Sundström había asentido.

—Ya no sé ni siquiera qué es. Cólera.

Sundström había asentido.

Westerberg se había marchado a casa, Sundström y Joentaa habían cogido un taxi al hotel.

En la recepción estaba la misma mujer joven que le había abierto la sala de los ordenadores hacía un par de días, cuando quiso ver el DVD del programa. Les dio las llaves y, cuando ya se habían dado la vuelta, les dijo:

—Perdón por lo del otro día. No fui demasiado amable.

Joentaa se dio la vuelta.

—No hay ningún problema —dijo.

—Les he visto en televisión —dijo—, a los dos. No sabía que…

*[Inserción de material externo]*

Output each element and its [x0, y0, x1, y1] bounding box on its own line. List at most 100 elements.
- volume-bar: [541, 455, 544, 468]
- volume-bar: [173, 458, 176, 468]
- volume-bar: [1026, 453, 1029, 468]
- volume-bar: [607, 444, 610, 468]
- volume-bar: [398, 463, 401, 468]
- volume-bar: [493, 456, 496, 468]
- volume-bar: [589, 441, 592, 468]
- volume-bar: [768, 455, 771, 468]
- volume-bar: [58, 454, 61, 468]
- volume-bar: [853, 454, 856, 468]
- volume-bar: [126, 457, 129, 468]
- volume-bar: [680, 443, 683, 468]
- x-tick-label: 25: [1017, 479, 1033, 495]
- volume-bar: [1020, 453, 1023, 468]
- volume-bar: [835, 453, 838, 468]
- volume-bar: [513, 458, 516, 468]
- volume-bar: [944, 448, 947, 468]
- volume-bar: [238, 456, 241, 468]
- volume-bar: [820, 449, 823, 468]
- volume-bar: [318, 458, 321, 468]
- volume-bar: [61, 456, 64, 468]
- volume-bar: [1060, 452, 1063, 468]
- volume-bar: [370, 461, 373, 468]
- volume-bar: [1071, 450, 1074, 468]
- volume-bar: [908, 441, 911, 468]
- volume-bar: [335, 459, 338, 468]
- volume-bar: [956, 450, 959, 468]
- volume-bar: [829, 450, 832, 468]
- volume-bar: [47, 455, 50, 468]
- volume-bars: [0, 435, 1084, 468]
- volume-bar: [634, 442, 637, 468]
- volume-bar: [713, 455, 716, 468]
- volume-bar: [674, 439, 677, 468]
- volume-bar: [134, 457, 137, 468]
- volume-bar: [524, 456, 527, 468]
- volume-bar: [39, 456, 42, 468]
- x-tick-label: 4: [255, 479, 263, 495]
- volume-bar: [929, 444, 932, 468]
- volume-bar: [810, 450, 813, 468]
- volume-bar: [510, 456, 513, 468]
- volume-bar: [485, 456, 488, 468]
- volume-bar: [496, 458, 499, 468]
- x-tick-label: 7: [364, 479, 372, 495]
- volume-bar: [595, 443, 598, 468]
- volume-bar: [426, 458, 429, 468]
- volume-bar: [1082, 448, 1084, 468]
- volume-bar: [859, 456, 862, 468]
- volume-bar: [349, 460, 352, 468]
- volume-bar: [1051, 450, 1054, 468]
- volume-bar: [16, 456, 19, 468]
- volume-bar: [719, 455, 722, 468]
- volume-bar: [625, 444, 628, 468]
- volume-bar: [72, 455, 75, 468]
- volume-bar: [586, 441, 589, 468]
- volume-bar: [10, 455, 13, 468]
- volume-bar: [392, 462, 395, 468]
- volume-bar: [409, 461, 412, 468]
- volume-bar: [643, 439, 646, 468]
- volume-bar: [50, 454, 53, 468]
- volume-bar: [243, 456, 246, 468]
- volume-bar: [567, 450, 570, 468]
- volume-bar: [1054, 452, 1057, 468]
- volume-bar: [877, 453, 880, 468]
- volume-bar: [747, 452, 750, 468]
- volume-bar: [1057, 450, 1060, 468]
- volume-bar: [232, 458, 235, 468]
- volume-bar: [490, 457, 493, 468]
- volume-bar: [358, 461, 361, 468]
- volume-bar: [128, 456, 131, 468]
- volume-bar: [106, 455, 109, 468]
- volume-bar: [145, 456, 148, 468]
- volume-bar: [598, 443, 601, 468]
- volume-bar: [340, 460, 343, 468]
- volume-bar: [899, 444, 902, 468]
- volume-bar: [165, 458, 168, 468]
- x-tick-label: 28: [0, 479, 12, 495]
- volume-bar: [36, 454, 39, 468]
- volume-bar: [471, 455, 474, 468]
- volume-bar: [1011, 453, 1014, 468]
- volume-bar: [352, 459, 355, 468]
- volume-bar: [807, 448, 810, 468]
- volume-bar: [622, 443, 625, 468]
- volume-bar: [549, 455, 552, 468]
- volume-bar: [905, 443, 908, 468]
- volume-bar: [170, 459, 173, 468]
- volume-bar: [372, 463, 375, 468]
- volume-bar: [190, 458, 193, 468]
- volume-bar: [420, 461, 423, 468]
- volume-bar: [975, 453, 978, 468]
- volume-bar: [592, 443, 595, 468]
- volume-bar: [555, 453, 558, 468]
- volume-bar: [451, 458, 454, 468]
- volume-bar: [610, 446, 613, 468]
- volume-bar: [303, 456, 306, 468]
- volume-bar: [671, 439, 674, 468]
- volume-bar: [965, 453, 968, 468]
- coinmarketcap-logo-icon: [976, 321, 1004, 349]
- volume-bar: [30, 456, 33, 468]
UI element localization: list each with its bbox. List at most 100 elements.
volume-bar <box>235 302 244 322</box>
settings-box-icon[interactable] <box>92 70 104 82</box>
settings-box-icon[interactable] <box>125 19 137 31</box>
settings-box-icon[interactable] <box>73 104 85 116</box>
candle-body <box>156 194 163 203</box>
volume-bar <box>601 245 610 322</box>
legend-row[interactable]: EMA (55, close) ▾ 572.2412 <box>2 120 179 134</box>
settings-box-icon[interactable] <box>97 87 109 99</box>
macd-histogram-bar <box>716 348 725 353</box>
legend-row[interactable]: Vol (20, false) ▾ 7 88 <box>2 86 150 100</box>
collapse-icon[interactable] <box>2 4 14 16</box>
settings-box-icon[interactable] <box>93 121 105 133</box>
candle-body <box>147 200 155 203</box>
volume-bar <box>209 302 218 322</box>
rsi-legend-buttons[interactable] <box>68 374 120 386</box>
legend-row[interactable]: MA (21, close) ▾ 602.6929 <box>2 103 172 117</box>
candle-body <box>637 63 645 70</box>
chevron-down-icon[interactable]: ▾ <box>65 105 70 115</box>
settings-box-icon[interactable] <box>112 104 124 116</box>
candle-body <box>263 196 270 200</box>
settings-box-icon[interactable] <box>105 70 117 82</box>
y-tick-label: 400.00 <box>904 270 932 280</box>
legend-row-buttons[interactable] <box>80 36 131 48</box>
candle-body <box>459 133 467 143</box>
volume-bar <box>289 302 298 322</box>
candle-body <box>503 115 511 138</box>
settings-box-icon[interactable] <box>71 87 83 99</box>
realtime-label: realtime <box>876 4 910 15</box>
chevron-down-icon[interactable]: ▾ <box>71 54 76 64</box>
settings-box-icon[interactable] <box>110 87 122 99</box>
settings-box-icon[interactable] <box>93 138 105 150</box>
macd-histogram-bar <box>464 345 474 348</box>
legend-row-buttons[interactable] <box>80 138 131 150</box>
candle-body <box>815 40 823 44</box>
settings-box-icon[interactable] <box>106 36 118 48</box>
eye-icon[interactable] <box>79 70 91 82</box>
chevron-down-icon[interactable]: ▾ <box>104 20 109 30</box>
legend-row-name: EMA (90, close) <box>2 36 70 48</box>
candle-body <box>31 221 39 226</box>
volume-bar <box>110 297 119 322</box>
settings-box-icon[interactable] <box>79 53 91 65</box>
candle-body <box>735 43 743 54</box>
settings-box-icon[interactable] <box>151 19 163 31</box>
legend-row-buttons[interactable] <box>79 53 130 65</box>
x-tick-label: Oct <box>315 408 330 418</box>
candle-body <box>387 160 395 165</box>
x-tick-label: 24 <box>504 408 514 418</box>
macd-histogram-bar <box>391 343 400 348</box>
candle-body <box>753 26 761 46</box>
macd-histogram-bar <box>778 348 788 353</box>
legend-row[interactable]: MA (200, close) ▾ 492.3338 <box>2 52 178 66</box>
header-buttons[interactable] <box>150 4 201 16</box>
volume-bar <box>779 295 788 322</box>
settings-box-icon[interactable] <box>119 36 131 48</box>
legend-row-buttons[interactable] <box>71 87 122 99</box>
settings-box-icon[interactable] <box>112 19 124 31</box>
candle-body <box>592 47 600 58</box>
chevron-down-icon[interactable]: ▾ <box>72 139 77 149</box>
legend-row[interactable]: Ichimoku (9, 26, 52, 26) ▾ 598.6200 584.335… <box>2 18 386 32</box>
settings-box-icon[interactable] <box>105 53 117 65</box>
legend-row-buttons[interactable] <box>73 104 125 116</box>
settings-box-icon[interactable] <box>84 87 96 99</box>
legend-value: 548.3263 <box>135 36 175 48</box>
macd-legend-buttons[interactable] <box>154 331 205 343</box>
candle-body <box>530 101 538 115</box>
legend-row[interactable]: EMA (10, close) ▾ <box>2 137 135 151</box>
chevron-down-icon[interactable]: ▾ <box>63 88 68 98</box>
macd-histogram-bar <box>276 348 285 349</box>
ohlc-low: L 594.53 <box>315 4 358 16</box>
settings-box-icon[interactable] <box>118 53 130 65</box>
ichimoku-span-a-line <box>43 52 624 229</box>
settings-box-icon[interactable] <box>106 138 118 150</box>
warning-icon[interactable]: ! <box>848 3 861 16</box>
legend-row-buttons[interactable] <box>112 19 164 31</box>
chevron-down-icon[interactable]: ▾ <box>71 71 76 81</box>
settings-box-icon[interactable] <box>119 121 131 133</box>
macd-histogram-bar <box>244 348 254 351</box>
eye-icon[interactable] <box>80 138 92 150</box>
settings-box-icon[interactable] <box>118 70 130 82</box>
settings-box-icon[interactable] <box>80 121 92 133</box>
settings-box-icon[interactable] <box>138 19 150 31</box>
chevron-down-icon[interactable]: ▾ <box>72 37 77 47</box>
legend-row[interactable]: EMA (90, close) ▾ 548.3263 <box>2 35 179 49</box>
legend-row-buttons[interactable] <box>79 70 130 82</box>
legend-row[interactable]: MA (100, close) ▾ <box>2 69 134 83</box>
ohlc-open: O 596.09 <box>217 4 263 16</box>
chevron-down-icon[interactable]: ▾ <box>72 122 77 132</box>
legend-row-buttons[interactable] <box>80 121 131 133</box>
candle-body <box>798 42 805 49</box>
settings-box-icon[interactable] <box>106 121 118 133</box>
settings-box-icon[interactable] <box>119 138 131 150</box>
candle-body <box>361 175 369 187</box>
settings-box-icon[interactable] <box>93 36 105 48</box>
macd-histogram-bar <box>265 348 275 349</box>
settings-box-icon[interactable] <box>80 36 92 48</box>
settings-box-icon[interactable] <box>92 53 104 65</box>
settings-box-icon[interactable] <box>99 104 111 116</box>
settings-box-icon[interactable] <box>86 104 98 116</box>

«En televisión», pensó Joentaa.

—Cómo se llevaban a esa mujer. ¿Es ella… la… culpable?

«Culpable», pensó Joentaa.

Subieron en ascensor al cuarto piso y atravesaron un pasillo rojo y naranja.

Sundström escuchó los mensajes de su móvil.

—Nurmela —dijo—. Nos felicita.

Apagó el móvil y le deseó a Kimmo buenas noches.

Joentaa entró en su habitación. Se quedó un buen rato a oscuras, pensando en la imagen que veía Salme Salonen pero que era incapaz de describir.

Tras las cristaleras se oían de vez en cuando algunos cohetes tardíos. En el instante en que estallaban, el cielo se iluminaba de mil colores.